The Massachusetts Institute of Technology (MIT) unveiled a new method for training robots last week that uses generative artificial intelligence (AI) models. The new technology relies on integrating data across different domains and methods and unifying it into a common language that can then be processed by large language models (LLMs). MIT researchers claim that this method could lead to the emergence of general-purpose robots that can handle a wide range of tasks without having to train each skill individually from scratch.
Researchers from MIT are developing an AI-inspired technology to train robots
In the newsroom mailMIT has detailed the new methodology for training robots. Currently, teaching a specific task to a robot is a challenging proposition as it requires a large amount of simulation and real-world data. This is essential because if a robot does not understand how to perform a task in a particular environment, it will have difficulty adapting to it.
This means that for each new mission, new sets of data are needed that include both simulation and real-world scenarios. The robot then undergoes a training period where procedures are refined and errors and glitches are eliminated. As a result, robots are generally trained for a specific task, and those multi-purpose robots seen in science fiction films are never seen in reality.
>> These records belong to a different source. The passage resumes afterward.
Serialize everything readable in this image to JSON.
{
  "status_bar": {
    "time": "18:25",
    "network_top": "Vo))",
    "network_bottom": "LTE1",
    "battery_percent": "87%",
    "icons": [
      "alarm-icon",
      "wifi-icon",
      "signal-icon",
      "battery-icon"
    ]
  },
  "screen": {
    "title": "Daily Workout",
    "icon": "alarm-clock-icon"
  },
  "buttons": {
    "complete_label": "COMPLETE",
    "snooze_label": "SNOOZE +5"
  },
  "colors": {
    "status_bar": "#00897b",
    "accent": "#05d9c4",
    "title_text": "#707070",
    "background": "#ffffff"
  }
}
However, a new technology developed by researchers at MIT claims to bypass this challenge. In a paper Published in the pre-print online journal arXIv (note: it is not peer-reviewed), the scientists stressed that generative AI could help solve this problem.
For this reason, data across different domains, such as simulations, real robots, and different modalities such as vision sensors and robotic arm position encoders, has been unified into a common language that can be processed by an AI model. A new architecture called heterogeneous pre-trained transformer (HPT) has also been developed to unify the data.
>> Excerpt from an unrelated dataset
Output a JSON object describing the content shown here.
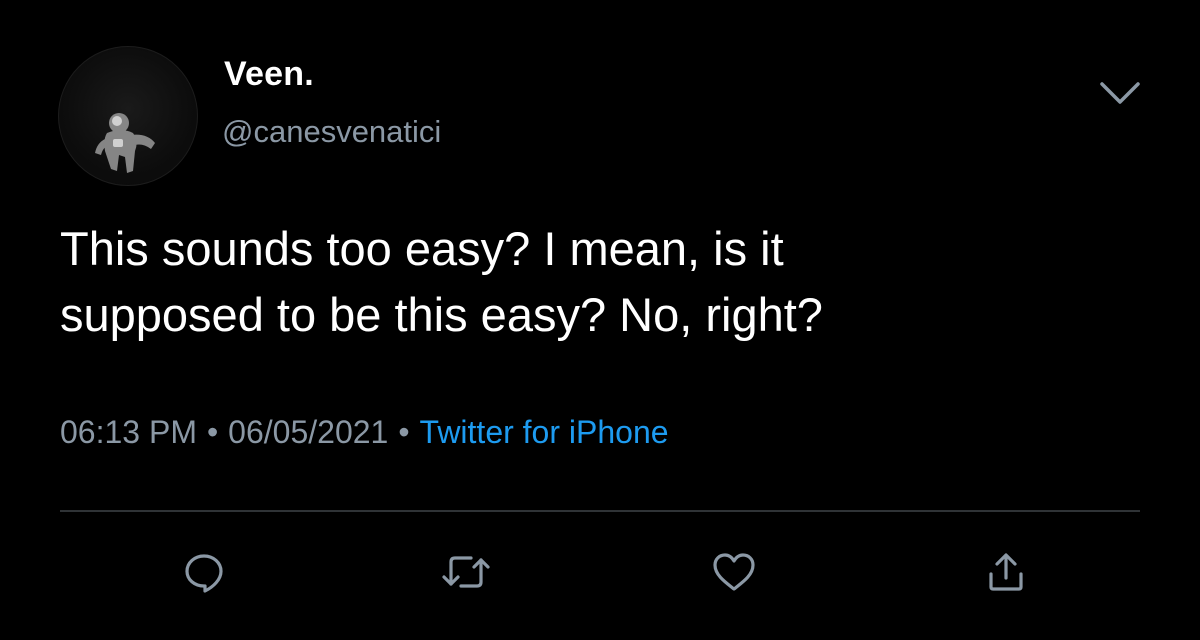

Interestingly, the study’s lead author, Lerui Wang, an Electrical Engineering and Computer Science (EECS) graduate student, said the inspiration for this technology was drawn from artificial intelligence models such as OpenAI’s GPT-4.
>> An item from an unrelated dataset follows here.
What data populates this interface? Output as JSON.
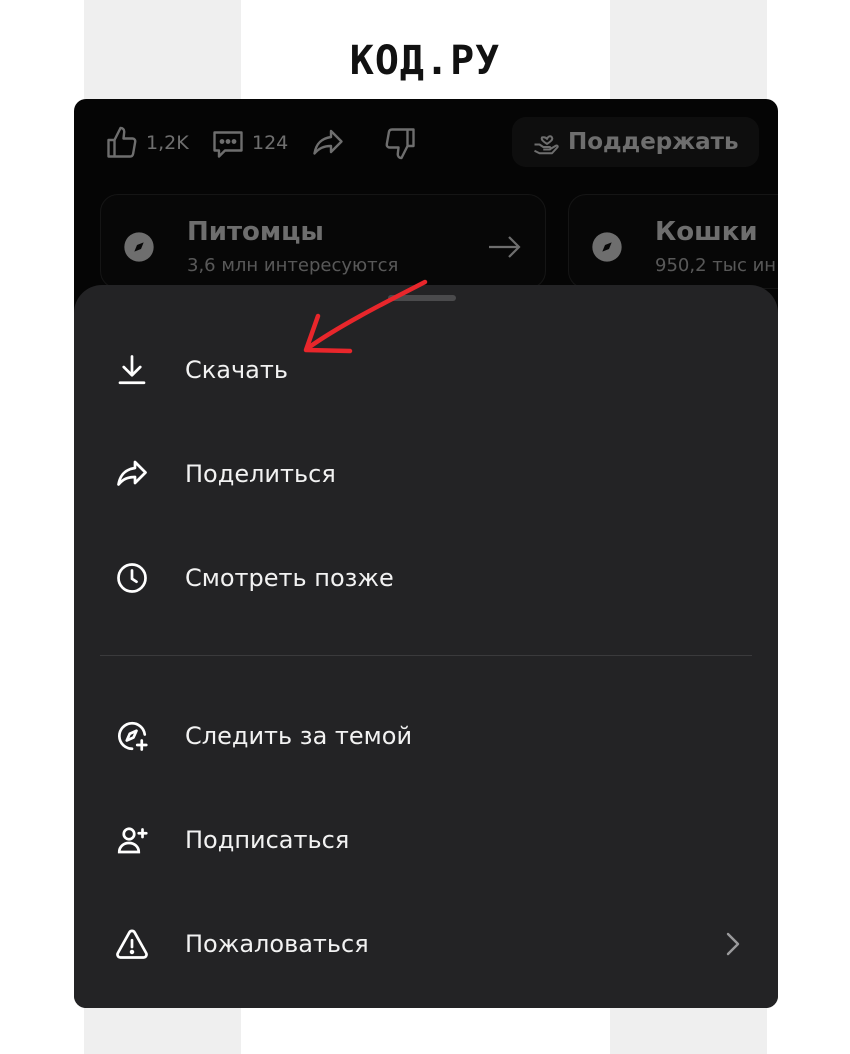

The researchers added an LLM model called a transducer (similar to the GPT architecture) in the middle of their system that processes vision and proprioception (the sense of self-motion, force, and position) inputs.
MIT researchers say this new method could be faster and less expensive to train robots than traditional methods. This is largely due to the lower amount of task-specific data required to train the robot on different tasks. Furthermore, the study found that this method outperformed training from scratch by more than 20% in both simulation and real-world experiments.